Baish-Flynn lamented the loss of a family-owned and community-centered businesses in the Chicago suburbs.

“Ed’s Way was a real outlier. Not only was it a walkable, accessible resource for groceries, it also often acted as a community hub,” she said.

Chicago developer Michael Leydervuder purchased Ed’s Way for $600,000, according to Nutleys’ broker, David King. Listing details on LoopNet said the store was about 9,000 square feet on a 0.36-acre site. Leydervuder could not be reached for comment.

King, president of Oak Park commercial real estate firm David King & Associates, said he and the family hoped for a buyer that would want to run a grocery store, but there were no takers.

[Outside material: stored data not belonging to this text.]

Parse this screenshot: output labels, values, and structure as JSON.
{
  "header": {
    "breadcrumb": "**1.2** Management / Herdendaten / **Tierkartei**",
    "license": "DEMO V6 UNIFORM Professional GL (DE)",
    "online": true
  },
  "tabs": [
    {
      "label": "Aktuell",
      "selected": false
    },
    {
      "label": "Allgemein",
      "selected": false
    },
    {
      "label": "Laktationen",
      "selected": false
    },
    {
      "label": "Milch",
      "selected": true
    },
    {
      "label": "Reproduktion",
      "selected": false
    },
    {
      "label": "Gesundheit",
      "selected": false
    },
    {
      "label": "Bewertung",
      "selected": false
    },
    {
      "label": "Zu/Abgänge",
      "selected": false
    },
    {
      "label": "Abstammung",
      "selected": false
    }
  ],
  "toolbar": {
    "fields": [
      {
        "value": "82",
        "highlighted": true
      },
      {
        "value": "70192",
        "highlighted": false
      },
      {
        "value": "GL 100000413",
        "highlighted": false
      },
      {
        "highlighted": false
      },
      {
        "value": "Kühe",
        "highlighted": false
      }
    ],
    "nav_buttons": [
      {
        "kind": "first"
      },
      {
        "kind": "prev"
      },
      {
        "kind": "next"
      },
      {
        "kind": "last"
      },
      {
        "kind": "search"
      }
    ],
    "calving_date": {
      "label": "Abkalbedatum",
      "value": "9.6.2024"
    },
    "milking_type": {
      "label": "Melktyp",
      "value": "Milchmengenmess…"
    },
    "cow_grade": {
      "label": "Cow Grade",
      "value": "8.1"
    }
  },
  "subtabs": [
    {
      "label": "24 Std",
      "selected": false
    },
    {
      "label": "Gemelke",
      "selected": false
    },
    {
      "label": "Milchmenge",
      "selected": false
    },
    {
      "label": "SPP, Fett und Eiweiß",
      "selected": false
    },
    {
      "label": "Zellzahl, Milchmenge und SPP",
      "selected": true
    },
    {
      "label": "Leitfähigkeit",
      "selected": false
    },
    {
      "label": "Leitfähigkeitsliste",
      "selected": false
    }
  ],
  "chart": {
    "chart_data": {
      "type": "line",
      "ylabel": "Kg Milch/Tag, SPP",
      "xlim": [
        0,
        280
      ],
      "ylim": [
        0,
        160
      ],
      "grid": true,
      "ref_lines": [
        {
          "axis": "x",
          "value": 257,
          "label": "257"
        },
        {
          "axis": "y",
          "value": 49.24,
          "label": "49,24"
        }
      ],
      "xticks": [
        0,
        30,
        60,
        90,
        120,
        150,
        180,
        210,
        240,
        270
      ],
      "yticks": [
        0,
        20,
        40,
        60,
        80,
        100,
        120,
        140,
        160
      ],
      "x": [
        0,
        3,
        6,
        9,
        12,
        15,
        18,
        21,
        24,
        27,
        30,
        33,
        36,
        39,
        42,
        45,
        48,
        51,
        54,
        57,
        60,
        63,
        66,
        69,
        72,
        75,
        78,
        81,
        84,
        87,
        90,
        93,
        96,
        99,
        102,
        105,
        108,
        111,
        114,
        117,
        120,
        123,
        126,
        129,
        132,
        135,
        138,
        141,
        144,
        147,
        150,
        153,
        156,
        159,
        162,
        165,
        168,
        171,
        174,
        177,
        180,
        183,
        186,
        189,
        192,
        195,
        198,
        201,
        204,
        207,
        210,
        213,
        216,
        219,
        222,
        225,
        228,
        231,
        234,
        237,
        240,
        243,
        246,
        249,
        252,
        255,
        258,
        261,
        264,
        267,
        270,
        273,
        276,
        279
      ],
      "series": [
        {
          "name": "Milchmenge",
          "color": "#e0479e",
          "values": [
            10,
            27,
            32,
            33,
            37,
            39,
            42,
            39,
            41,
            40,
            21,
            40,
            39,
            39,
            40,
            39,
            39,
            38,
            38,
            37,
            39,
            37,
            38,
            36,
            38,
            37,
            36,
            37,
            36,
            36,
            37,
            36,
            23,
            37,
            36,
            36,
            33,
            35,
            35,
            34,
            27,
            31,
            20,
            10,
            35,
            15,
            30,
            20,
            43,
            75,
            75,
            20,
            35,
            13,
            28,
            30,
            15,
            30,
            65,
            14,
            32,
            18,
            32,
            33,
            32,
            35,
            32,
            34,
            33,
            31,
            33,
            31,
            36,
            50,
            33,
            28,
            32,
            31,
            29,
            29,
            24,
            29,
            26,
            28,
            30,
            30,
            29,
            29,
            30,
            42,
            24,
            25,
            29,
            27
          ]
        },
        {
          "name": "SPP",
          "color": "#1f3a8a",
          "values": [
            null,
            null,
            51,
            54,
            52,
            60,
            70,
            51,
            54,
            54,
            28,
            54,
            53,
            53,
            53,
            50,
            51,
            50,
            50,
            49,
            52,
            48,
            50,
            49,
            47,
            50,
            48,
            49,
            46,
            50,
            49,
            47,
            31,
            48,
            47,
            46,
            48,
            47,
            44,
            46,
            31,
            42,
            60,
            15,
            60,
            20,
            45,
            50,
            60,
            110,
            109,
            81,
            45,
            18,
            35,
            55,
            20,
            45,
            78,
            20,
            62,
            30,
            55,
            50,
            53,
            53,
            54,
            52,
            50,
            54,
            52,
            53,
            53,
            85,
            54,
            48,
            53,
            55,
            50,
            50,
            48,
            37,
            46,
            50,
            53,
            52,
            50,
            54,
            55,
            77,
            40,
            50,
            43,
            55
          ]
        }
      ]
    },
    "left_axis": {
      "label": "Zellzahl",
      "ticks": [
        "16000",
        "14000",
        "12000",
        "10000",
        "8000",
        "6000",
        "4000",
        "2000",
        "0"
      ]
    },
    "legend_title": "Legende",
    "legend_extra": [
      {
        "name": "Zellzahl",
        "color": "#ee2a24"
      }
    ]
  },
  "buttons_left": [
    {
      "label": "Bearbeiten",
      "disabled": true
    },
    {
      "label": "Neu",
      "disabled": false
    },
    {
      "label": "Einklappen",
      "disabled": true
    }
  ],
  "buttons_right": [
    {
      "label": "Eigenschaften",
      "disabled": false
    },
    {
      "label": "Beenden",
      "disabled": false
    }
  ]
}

For smaller stores, “It’s really hard to earn a living. They can’t compete with big stores,” he said.

High interest rates in recent years have dampened real estate sales and development, he said.

“Bigger stores have buying power,” Ed Nutley said. “They have their own warehouses. They can buy in bulk. When they have pop on sale, we couldn’t even buy it for that price.”

Mike Nutley said, “The grocery business is cutthroat. There’s not much profit unless you’re doing high volumes. Then every time you turn around, property taxes are up, utilities go up.”

King said he understands residents’ concerns about losing the store.

“Of course people are sad. It’s been a neighborhood institution for 30-plus years,” he said. “It’s understandable, but it’s just not possible. It’s not the world we live in anymore.”

Small-business owners like the Nutleys are “hanging in for as long as they can until they’re ready to retire,” he said.

Forest Park Chamber of Commerce Executive Director Laurie Kokenes said in an emailed statement that Ed’s Way “will truly be missed. Although their absence leaves a big void, we understand that business owners retire. This is a success story, and we wish the Nutley family all the best in their retirement.”